Thursday, September 27, 2007

ABCNews plays "Adventure With Clip Art"... and loses

I feel bad for the photo editor for most major websites. Their budget has been slashed to pay for Katie Couric's wardrobe consultant on her trip to Baghdad, they've got some beancounters yelling at them about why they keep wanting to send a guy out to Times Square to get photos when "Times Square looked the same last year!" and no doubt the CEO just wonders why they can't "just Photoshop the goddam thing and save a few bucks?" All saying, the temptation to use clip art or "file footage" must be pretty strong.

That, however, does not excuse the image ABCNews chose to accompany a piece on sexual harassment at the office, which they are calling "Office Sex Harassment: Too PC?" Here's the image:



First question: the article is about sexual harassment in the office. So why did you get three obviously-in-makeup actors portraying old guys sitting on a park bench to be your subjects? That makes NO sense. Second question: what the hell kind of posture is that woman displaying? It's so obvious that they positioned the female in the left hand side of the camera and said "ok, lift up your back leg as if you are walking past these scuzzy and lecherous old horndogs." But it completely fails.

A final note, before I close: if you squint your eyes enough and use your imagination, it's easy to pretend that the woman in this photo is being harassed by a bizarre (yet totally fun, probably) combination of (from left to right) David Cross, Bill Clinton, and Garry Marshall.

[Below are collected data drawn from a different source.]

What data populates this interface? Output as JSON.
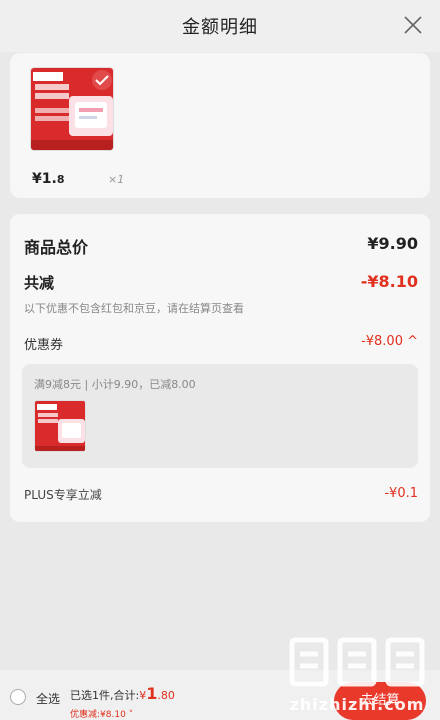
{
  "header": {
    "title": "金额明细"
  },
  "product": {
    "price_main": "¥1.",
    "price_cents": "8",
    "quantity": "×1"
  },
  "details": {
    "total_label": "商品总价",
    "total_value": "¥9.90",
    "reduce_label": "共减",
    "reduce_value": "-¥8.10",
    "note": "以下优惠不包含红包和京豆，请在结算页查看",
    "coupon_label": "优惠券",
    "coupon_value": "-¥8.00 ^",
    "coupon_desc": "满9减8元 | 小计9.90，已减8.00",
    "plus_label": "PLUS专享立减",
    "plus_value": "-¥0.1"
  },
  "bottom": {
    "select_all": "全选",
    "summary_prefix": "已选1件,合计:",
    "summary_yen": "¥",
    "summary_big": "1",
    "summary_tail": ".80",
    "discount": "优惠减:¥8.10 ˅",
    "checkout": "去结算"
  },
  "watermark": {
    "text": "zhizhizhi.com"
  },
  "colors": {
    "accent": "#e0301e",
    "checkout": "#e8392b"
  }
}
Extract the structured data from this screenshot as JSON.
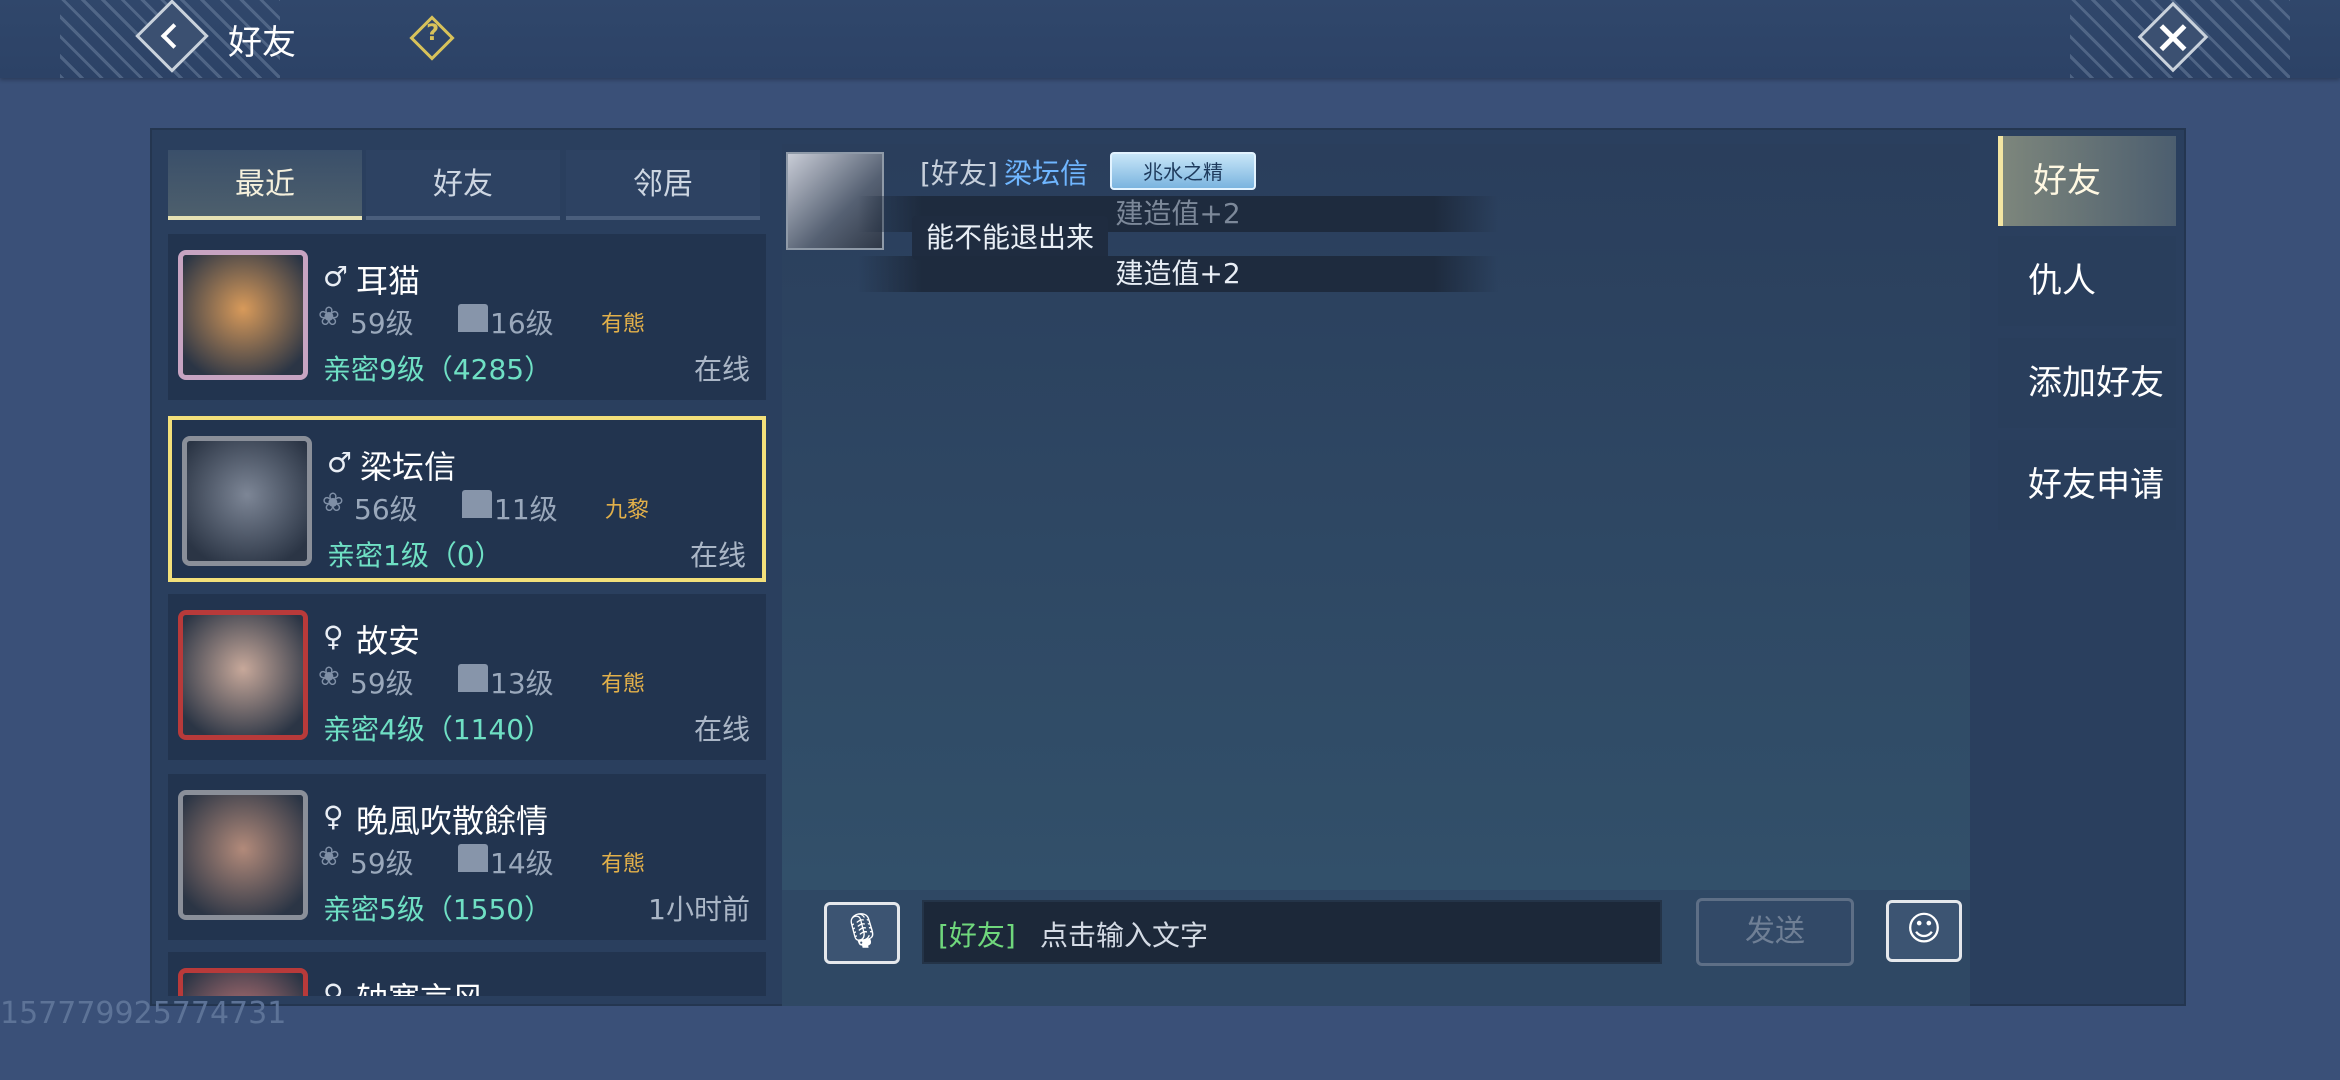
{
  "header": {
    "title": "好友",
    "back_icon": "back-arrow-icon",
    "help_icon": "question-icon",
    "close_icon": "close-x-icon"
  },
  "tabs": [
    {
      "label": "最近",
      "active": true
    },
    {
      "label": "好友",
      "active": false
    },
    {
      "label": "邻居",
      "active": false
    }
  ],
  "friends": [
    {
      "gender": "♂",
      "name": "耳猫",
      "level": "59级",
      "house": "16级",
      "guild": "有態",
      "intimacy": "亲密9级（4285）",
      "status": "在线",
      "selected": false,
      "avatar_color": "#d89a5a"
    },
    {
      "gender": "♂",
      "name": "梁坛信",
      "level": "56级",
      "house": "11级",
      "guild": "九黎",
      "intimacy": "亲密1级（0）",
      "status": "在线",
      "selected": true,
      "avatar_color": "#7d8696"
    },
    {
      "gender": "♀",
      "name": "故安",
      "level": "59级",
      "house": "13级",
      "guild": "有態",
      "intimacy": "亲密4级（1140）",
      "status": "在线",
      "selected": false,
      "avatar_color": "#c7a89a"
    },
    {
      "gender": "♀",
      "name": "晚風吹散餘情",
      "level": "59级",
      "house": "14级",
      "guild": "有態",
      "intimacy": "亲密5级（1550）",
      "status": "1小时前",
      "selected": false,
      "avatar_color": "#b28a7a"
    },
    {
      "gender": "♀",
      "name": "轴塞言风",
      "level": "",
      "house": "",
      "guild": "",
      "intimacy": "",
      "status": "",
      "selected": false,
      "avatar_color": "#c97a7a"
    }
  ],
  "chat": {
    "channel": "[好友]",
    "sender": "梁坛信",
    "title_badge": "兆水之精",
    "message": "能不能退出来",
    "system_lines": [
      "建造值+2",
      "建造值+2"
    ]
  },
  "input": {
    "channel": "[好友]",
    "placeholder": "点击输入文字",
    "send_label": "发送",
    "voice_icon": "microphone-icon",
    "emoji_icon": "emoji-icon"
  },
  "side_tabs": [
    {
      "label": "好友",
      "active": true
    },
    {
      "label": "仇人",
      "active": false
    },
    {
      "label": "添加好友",
      "active": false
    },
    {
      "label": "好友申请",
      "active": false
    }
  ],
  "watermark": "157779925774731"
}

Wednesday, September 26, 2007

Diane Sawyer perfects her "my career officially sucks, as I am interviewing a complete fool" expression

Worst X-ray you will ever see

From time to time especially gruesome x-rays pop up on the net, usually featuring images from someone who fired a couple nails into their foot, or was walking around all day with a butter knife protruding from their skull, or some such. Today's however, is fairly more disgusting, thanks to the magic of 3-D. This dude got a chair leg driven into his face during a...wait for it...nightclub brawl, and, amazingly, lived to tell about it. Check it:



On the plus side, this guy will never, ever lose a "how did you get YOUR scar?" competition. The article about him describes his injury as follows:

The leg of the chair penetrated Mr Fahkri's left eye socket, moved his eyeball to the side and continued into his neck.
How he didn't die remains a mystery, needless to say.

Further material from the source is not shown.